Texas residents may have heard about the recent slaying of a Tyler mother of two. Her ex-husband is accused of killing her, putting a final point on a long history of violence between the former couple. At one point the woman filed a protective order against her former spouse, though it had expired about six months before her death. But court records show that even when the order was still valid, her ex-husband violated it three times. Those violations may lead some to wonder whether a protective order offers any guarantees of safety.

Protective orders are designed to protect people from ongoing family violence. "Family" can include child or adult blood relatives, spouses, relatives by marriage, former spouses, foster parents or children, or any member or former member of a household, even if they are not related.

Protective orders don't just prohibit physical violence. Offenders are also not allowed to harass or threaten a victim, either directly or through communication from another person. People served with a protective order may also be prohibited from going to a place the victim frequents, such as a school or day care center, if the victim is a child.
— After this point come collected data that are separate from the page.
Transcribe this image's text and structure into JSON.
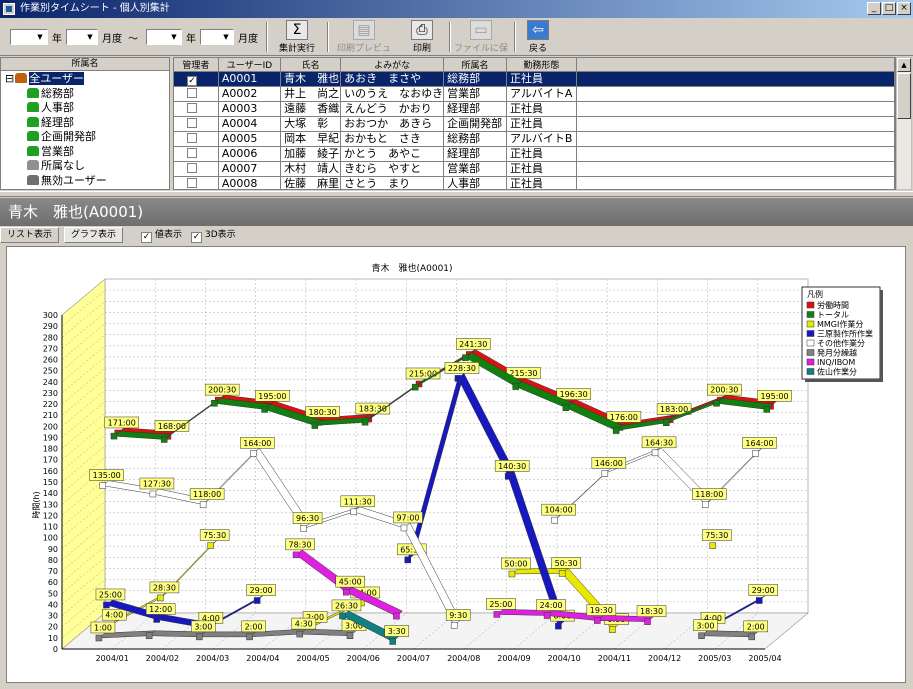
{
  "window": {
    "title": "作業別タイムシート - 個人別集計"
  },
  "toolbar": {
    "year_label_1": "年",
    "month_label_1": "月度",
    "tilde": "～",
    "year_label_2": "年",
    "month_label_2": "月度",
    "buttons": [
      {
        "label": "集計実行",
        "icon": "sigma-icon",
        "enabled": true
      },
      {
        "label": "印刷プレビュー",
        "icon": "print-preview-icon",
        "enabled": false
      },
      {
        "label": "印刷",
        "icon": "printer-icon",
        "enabled": true
      },
      {
        "label": "ファイルに保存",
        "icon": "save-file-icon",
        "enabled": false
      },
      {
        "label": "戻る",
        "icon": "exit-door-icon",
        "enabled": true
      }
    ]
  },
  "tree": {
    "header": "所属名",
    "items": [
      {
        "label": "全ユーザー",
        "level": 0,
        "selected": true,
        "icon": "users-group-icon"
      },
      {
        "label": "総務部",
        "level": 1,
        "icon": "dept-icon"
      },
      {
        "label": "人事部",
        "level": 1,
        "icon": "dept-icon"
      },
      {
        "label": "経理部",
        "level": 1,
        "icon": "dept-icon"
      },
      {
        "label": "企画開発部",
        "level": 1,
        "icon": "dept-icon"
      },
      {
        "label": "営業部",
        "level": 1,
        "icon": "dept-icon"
      },
      {
        "label": "所属なし",
        "level": 1,
        "icon": "gray-user-icon"
      },
      {
        "label": "無効ユーザー",
        "level": 1,
        "icon": "invalid-user-icon"
      }
    ]
  },
  "grid": {
    "headers": [
      "管理者",
      "ユーザーID",
      "氏名",
      "よみがな",
      "所属名",
      "勤務形態"
    ],
    "rows": [
      {
        "admin": true,
        "id": "A0001",
        "name": "青木　雅也",
        "kana": "あおき　まさや",
        "dept": "総務部",
        "type": "正社員",
        "selected": true
      },
      {
        "admin": false,
        "id": "A0002",
        "name": "井上　尚之",
        "kana": "いのうえ　なおゆき",
        "dept": "営業部",
        "type": "アルバイトA"
      },
      {
        "admin": false,
        "id": "A0003",
        "name": "遠藤　香織",
        "kana": "えんどう　かおり",
        "dept": "経理部",
        "type": "正社員"
      },
      {
        "admin": false,
        "id": "A0004",
        "name": "大塚　彰",
        "kana": "おおつか　あきら",
        "dept": "企画開発部",
        "type": "正社員"
      },
      {
        "admin": false,
        "id": "A0005",
        "name": "岡本　早紀",
        "kana": "おかもと　さき",
        "dept": "総務部",
        "type": "アルバイトB"
      },
      {
        "admin": false,
        "id": "A0006",
        "name": "加藤　綾子",
        "kana": "かとう　あやこ",
        "dept": "経理部",
        "type": "正社員"
      },
      {
        "admin": false,
        "id": "A0007",
        "name": "木村　靖人",
        "kana": "きむら　やすと",
        "dept": "営業部",
        "type": "正社員"
      },
      {
        "admin": false,
        "id": "A0008",
        "name": "佐藤　麻里",
        "kana": "さとう　まり",
        "dept": "人事部",
        "type": "正社員"
      }
    ]
  },
  "selected_user_title": "青木　雅也(A0001)",
  "view_tabs": {
    "list": "リスト表示",
    "graph": "グラフ表示",
    "active": "graph"
  },
  "options": {
    "show_values": "値表示",
    "show_values_checked": true,
    "show_3d": "3D表示",
    "show_3d_checked": true
  },
  "colors": {
    "titlebar": "#0a246a",
    "selection": "#0a246a",
    "wall": "#ffff99"
  },
  "chart_data": {
    "type": "line",
    "title": "青木　雅也(A0001)",
    "ylabel": "時間(h)",
    "ylim": [
      0,
      300
    ],
    "ytick_step": 10,
    "categories": [
      "2004/01",
      "2004/02",
      "2004/03",
      "2004/04",
      "2004/05",
      "2004/06",
      "2004/07",
      "2004/08",
      "2004/09",
      "2004/10",
      "2004/11",
      "2004/12",
      "2005/03",
      "2005/04"
    ],
    "legend_title": "凡例",
    "legend_position": "top-right",
    "series": [
      {
        "name": "労働時間",
        "color": "#e01010",
        "values": [
          171,
          168,
          200.5,
          195,
          180.5,
          183.5,
          215,
          241.5,
          215.5,
          196.5,
          176,
          183,
          200.5,
          195
        ],
        "labels": [
          "171:00",
          "168:00",
          "200:30",
          "195:00",
          "180:30",
          "183:30",
          "215:00",
          "241:30",
          "215:30",
          "196:30",
          "176:00",
          "183:00",
          "200:30",
          "195:00"
        ]
      },
      {
        "name": "トータル",
        "color": "#108010",
        "values": [
          171,
          168,
          200.5,
          195,
          180.5,
          183.5,
          215,
          241.5,
          215.5,
          196.5,
          176,
          183,
          200.5,
          195
        ],
        "labels": []
      },
      {
        "name": "MMGI作業分",
        "color": "#e8e800",
        "values": [
          4,
          28.5,
          75.5,
          null,
          2,
          24,
          null,
          null,
          50,
          50.5,
          0,
          null,
          75.5,
          null
        ],
        "labels": [
          "4:00",
          "28:30",
          "75:30",
          "",
          "2:00",
          "24:00",
          "",
          "",
          "50:00",
          "50:30",
          "0:00",
          "",
          "75:30",
          ""
        ]
      },
      {
        "name": "三原製作所作業",
        "color": "#1818c0",
        "values": [
          25,
          12,
          4,
          29,
          null,
          null,
          65.5,
          228.5,
          140.5,
          6,
          null,
          null,
          4,
          29
        ],
        "labels": [
          "25:00",
          "12:00",
          "4:00",
          "29:00",
          "",
          "",
          "65:30",
          "228:30",
          "140:30",
          "6:00",
          "",
          "",
          "4:00",
          "29:00"
        ]
      },
      {
        "name": "その他作業分",
        "color": "#ffffff",
        "values": [
          135,
          127.5,
          118,
          164,
          96.5,
          111.5,
          97,
          9.5,
          null,
          104,
          146,
          164.5,
          118,
          164
        ],
        "labels": [
          "135:00",
          "127:30",
          "118:00",
          "164:00",
          "96:30",
          "111:30",
          "97:00",
          "9:30",
          "",
          "104:00",
          "146:00",
          "164:30",
          "118:00",
          "164:00"
        ]
      },
      {
        "name": "発月分繰越",
        "color": "#808080",
        "values": [
          1,
          3,
          2,
          2,
          4.5,
          3,
          null,
          null,
          null,
          null,
          null,
          null,
          3,
          2
        ],
        "labels": [
          "1:00",
          "",
          "3:00",
          "2:00",
          "4:30",
          "3:00",
          "",
          "",
          "",
          "",
          "",
          "",
          "3:00",
          "2:00"
        ]
      },
      {
        "name": "INQ/IBOM",
        "color": "#e020e0",
        "values": [
          null,
          null,
          null,
          null,
          78.5,
          45,
          23.5,
          null,
          25,
          24,
          19.5,
          18.5,
          null,
          null
        ],
        "labels": [
          "",
          "",
          "",
          "",
          "78:30",
          "45:00",
          "",
          "",
          "25:00",
          "24:00",
          "19:30",
          "18:30",
          "",
          ""
        ]
      },
      {
        "name": "佐山作業分",
        "color": "#108080",
        "values": [
          null,
          null,
          null,
          null,
          null,
          26.5,
          3.5,
          null,
          null,
          null,
          null,
          null,
          null,
          null
        ],
        "labels": [
          "",
          "",
          "",
          "",
          "",
          "26:30",
          "3:30",
          "",
          "",
          "",
          "",
          "",
          "",
          ""
        ]
      }
    ]
  }
}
But can a piece of paper really prevent someone from committing acts of violence? The Texas attorney general's office is quick to point out that no protective order can offer complete protection, and that victims of people who violate the order should call police immediately. Police are made aware of all orders in their area and will arrest violators, who risk fines of up to $4,000, up to a year of jail time or both.

Unfortunately, not even these penalties are enough to deter all violent offenders. The man suspected in the Tyler woman's death has yet to be convicted, and the orders that were filed against him in the past apparently weren't effective. But for those who feel threatened or are harmed by a family member, obtaining a protective order is one of the first steps to take.